Si l’homme n’est ni le maître absolu des éléments, ni uniquement un " tas de molécules ", peut-être est-il seulement un être vivant doué de raison mais appartenant à la nature au même titre que les animaux ou qu’un objet inanimé. Telle était la conception grecque du monde et de l’homme. Cette théorie permet de justifier la limitation des pouvoirs humains sur la nature en posant le problème de sa légitimité : si nous appartenons à la même nature, avons-nous le droit d’en disposer comme nous le souhaitons ? Cette conception du monde et de l’humanité nous permet d’éviter des abus en matière d’utilisation des forces de la nature bien que cette limite soit subjective et donc difficile à définir, et cela même si notre amour-propre accepte difficilement de ne pas être plus important qu’un animal ou un végétal. Finalement, peut-être que le rôle de l’être humain sur terre est de se développer, de s’épanouir au maximum en évitant toute destruction ou toute action néfaste pour l’ensemble de la nature, que nous en fassions partie ou non.

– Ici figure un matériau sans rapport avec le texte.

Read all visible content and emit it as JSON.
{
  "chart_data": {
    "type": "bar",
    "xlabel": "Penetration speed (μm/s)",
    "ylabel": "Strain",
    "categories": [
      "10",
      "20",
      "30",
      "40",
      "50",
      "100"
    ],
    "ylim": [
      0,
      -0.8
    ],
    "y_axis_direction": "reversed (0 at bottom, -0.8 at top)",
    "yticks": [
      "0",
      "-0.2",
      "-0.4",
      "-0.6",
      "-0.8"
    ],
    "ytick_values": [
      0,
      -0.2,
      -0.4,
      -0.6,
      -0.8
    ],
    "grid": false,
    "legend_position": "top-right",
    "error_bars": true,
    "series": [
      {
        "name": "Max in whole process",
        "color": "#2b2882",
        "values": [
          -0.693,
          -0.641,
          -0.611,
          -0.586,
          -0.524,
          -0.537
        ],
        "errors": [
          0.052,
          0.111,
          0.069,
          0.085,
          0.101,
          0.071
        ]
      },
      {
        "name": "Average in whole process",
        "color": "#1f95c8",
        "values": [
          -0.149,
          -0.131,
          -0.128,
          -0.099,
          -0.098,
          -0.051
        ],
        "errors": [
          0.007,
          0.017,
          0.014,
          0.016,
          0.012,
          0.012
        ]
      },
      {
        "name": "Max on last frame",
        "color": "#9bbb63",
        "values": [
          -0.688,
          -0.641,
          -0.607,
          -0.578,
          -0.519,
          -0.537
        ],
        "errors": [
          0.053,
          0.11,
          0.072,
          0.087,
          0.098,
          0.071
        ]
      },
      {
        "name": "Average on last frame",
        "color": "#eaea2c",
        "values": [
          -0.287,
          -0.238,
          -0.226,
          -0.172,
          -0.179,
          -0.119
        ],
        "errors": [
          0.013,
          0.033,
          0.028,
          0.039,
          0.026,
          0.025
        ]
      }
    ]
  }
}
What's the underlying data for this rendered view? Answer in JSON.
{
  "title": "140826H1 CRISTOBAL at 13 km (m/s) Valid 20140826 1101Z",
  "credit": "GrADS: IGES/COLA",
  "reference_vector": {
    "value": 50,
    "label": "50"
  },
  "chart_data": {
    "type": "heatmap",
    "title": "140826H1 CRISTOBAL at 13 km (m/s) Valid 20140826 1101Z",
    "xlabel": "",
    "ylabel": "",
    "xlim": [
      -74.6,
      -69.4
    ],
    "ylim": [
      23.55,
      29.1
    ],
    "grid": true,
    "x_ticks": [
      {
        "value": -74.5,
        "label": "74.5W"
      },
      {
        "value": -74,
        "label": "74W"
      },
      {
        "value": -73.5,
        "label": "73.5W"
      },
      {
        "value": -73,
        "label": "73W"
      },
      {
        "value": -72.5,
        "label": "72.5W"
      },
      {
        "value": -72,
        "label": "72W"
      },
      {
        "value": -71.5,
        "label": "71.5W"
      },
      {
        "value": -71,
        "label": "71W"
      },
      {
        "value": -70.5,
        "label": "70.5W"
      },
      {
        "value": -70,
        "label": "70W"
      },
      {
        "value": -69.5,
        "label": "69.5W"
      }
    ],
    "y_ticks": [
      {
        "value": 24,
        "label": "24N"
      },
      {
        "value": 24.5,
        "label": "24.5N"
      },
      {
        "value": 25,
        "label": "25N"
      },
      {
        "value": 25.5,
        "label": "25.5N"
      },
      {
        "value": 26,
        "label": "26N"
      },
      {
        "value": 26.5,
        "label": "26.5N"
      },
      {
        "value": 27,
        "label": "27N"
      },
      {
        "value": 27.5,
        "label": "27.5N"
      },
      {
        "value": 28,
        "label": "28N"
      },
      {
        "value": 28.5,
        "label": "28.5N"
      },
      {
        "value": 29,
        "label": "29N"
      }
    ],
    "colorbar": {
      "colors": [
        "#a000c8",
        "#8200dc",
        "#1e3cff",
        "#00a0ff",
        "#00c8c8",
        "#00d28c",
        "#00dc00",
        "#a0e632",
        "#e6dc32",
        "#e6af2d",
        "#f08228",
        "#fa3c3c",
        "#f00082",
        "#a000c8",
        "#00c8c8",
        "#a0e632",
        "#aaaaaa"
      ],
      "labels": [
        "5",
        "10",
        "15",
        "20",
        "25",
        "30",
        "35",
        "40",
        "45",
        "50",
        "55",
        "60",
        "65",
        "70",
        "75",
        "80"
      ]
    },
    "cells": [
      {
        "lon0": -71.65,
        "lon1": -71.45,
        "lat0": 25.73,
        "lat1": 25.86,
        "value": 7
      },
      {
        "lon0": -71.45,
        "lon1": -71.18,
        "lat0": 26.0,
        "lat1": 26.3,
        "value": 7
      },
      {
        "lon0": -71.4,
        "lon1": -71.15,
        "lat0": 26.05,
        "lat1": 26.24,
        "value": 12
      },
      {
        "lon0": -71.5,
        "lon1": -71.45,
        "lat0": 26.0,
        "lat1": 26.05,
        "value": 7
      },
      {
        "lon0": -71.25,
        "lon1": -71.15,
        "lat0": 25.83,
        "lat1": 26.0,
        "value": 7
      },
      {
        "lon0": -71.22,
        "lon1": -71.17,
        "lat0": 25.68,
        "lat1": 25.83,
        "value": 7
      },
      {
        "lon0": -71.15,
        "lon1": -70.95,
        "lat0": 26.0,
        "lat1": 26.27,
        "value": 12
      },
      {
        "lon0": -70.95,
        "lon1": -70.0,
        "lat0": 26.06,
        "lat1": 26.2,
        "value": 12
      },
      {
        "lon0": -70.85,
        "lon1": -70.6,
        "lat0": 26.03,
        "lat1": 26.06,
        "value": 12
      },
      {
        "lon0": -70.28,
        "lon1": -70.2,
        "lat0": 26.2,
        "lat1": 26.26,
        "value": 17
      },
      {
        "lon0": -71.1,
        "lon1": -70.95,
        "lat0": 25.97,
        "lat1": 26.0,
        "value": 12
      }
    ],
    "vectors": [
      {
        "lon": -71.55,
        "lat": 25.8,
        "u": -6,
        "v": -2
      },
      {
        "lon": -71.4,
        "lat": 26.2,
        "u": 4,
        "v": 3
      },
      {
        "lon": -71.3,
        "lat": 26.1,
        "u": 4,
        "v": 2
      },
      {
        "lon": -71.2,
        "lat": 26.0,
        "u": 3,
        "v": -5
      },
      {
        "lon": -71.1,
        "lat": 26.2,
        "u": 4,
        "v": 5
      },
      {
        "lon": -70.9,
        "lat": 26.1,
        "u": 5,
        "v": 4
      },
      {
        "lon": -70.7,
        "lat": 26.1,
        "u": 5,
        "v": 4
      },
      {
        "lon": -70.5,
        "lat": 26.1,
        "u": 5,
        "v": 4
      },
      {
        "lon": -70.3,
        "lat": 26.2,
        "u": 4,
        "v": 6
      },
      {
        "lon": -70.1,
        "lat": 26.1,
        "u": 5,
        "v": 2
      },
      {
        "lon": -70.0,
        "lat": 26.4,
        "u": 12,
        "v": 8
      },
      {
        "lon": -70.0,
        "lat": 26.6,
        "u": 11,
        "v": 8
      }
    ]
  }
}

Au travers de cette réflexion, il apparaît une grande dépendance de l’homme vis à vis de la nature. L’homme s ’approprie donc les forces de cette nature pour sa survie mais aussi pour son loisir et c’est là qu’interviennent les difficultés : légitimité de cette appropriation… Seul l’homme peut décider s’il doit se priver ou non de ces forces, et alors qu’il nous semble que les limiter serait préférable, le problème de la subjectivité de cette limitation s’impose à son tour. La réponse au problème est peut-être alors simplement une question de formulation : peut-être faut-il mettre toutes les forces de la nature qui lui sont nécessaires au développement et au bien-être humain en tentant d’éviter tout excès, et non pas mettre aveuglément toutes les forces de la nature au service de l’homme.